Come sia entrato in contatto con il Covid da una cella di isolamento resta un mistero. Ma la positività al coronavirus dell'imputato numero 1 al processo per il Bataclan, il terrorista non pentito Salah Abdeslam, cade come un orologio svizzero. La notizia del 32enne franco-belga «malato», confermata ieri dalle autorità transalpine, è pronta infatti a far saltare il calendario delle udienze del tribunale speciale che dovrebbe riprendere i lavori il 4 gennaio a Parigi, e soprattutto l'architrave delle stesse, a partire dall'entità degli interrogatori.

Martedì il processo dovrebbe infatti entrare nel vivo degli attentati che insanguinarono Parigi e Saint-Denis il 13 novembre 2015. Finora il presidente del tribunale, Jean-Louis Périès, aveva avvertito che non si sarebbero affrontati i fatti nei primi mesi, né parlato di religione, imam o moschee fino a gennaio, quando sarebbero scattate le domande che contano all'unico superstite dei commando. I 14 imputati presenti al processo interrotto per le festività - altri 5 sono presunti morti, uno è in Turchia - sono stati chiamati finora a disegnare solo il contesto delle rispettive vite prima degli attacchi (130 morti e oltre 350 feriti). Scelta che ha deluso le aspettative delle parti civili in cerca di risposte. Che invece si son dovute sorbire udienze-show in cui Salah è arrivato persino a invocare il «dialogo», senza rinnegare d'essere «un soldato dell'Isis» né gli attentati.
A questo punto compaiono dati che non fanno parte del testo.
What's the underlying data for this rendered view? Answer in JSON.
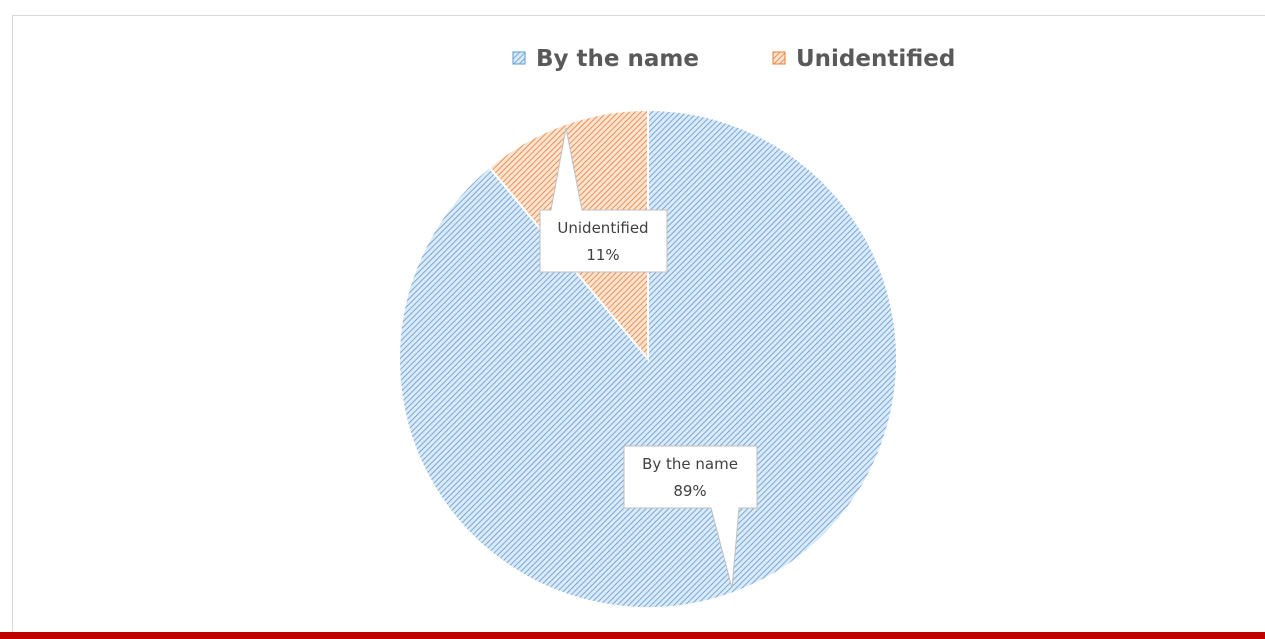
{
  "chart_data": {
    "type": "pie",
    "categories": [
      "By the name",
      "Unidentified"
    ],
    "values": [
      89,
      11
    ],
    "colors": [
      "#5b9bd5",
      "#ed7d31"
    ],
    "data_labels": [
      {
        "name": "By the name",
        "value": "89%"
      },
      {
        "name": "Unidentified",
        "value": "11%"
      }
    ],
    "legend_position": "top",
    "fill_pattern": "diagonal-hatch"
  }
}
Se il jihadista franco-belga risulterà positivo la prossima settimana non sarà in grado di presenziare: legali pronti a chiedere un rinvio di un mese. L'avvocatessa Olivia Ronen cela la strategia difensiva dietro un «no comment». Ma è chiaro che qualcosa stia bollendo in pentola. Ed è bufera sui controlli nel carcere di massima sicurezza di Fleury-Mérogis dove Abdeslam vive sotto video-sorveglianza 24 ore su 24.

L'affaire ricorda quello di Ali Rizat Polat, il principale accusato dell'attacco a Charlie Hebdo: udienze sospese causa esposizione al Covid. Il caso Abdeslam è però diverso. In 5 anni e mezzo di detenzione è rimasto isolato in una prigionia dorata fatta di palestra privata e maxischermi tv, Corano e lettere dei fan. Avrebbe sempre rifiutato di vaccinarsi e non ha proferito parola fino a settembre, quand'è iniziato il «processo del secolo».

Si attende il nuovo tampone lunedì. Dal penitenziario potrebbe arrivare l'ennesimo fulmine a ciel sereno. E altro sale sulle ferite dei familiari delle vittime di quell'incubo, che protestano sui social: «Possibile che nella più grande galera d'Europa, con oltre 4mila detenuti, al 27 dicembre c'erano solo 21 positivi tra cui Salah, che vive l'ora d'aria a debita distanza dagli altri?».

Solo 13 persone hanno diritto a vederlo, famiglia compresa. Nei video più recenti, giornate passate a pulire gli alimenti. Un maniaco dell'igiene. Eppure nell'edificio D3 un misterioso cluster è riuscito a raggiungerlo...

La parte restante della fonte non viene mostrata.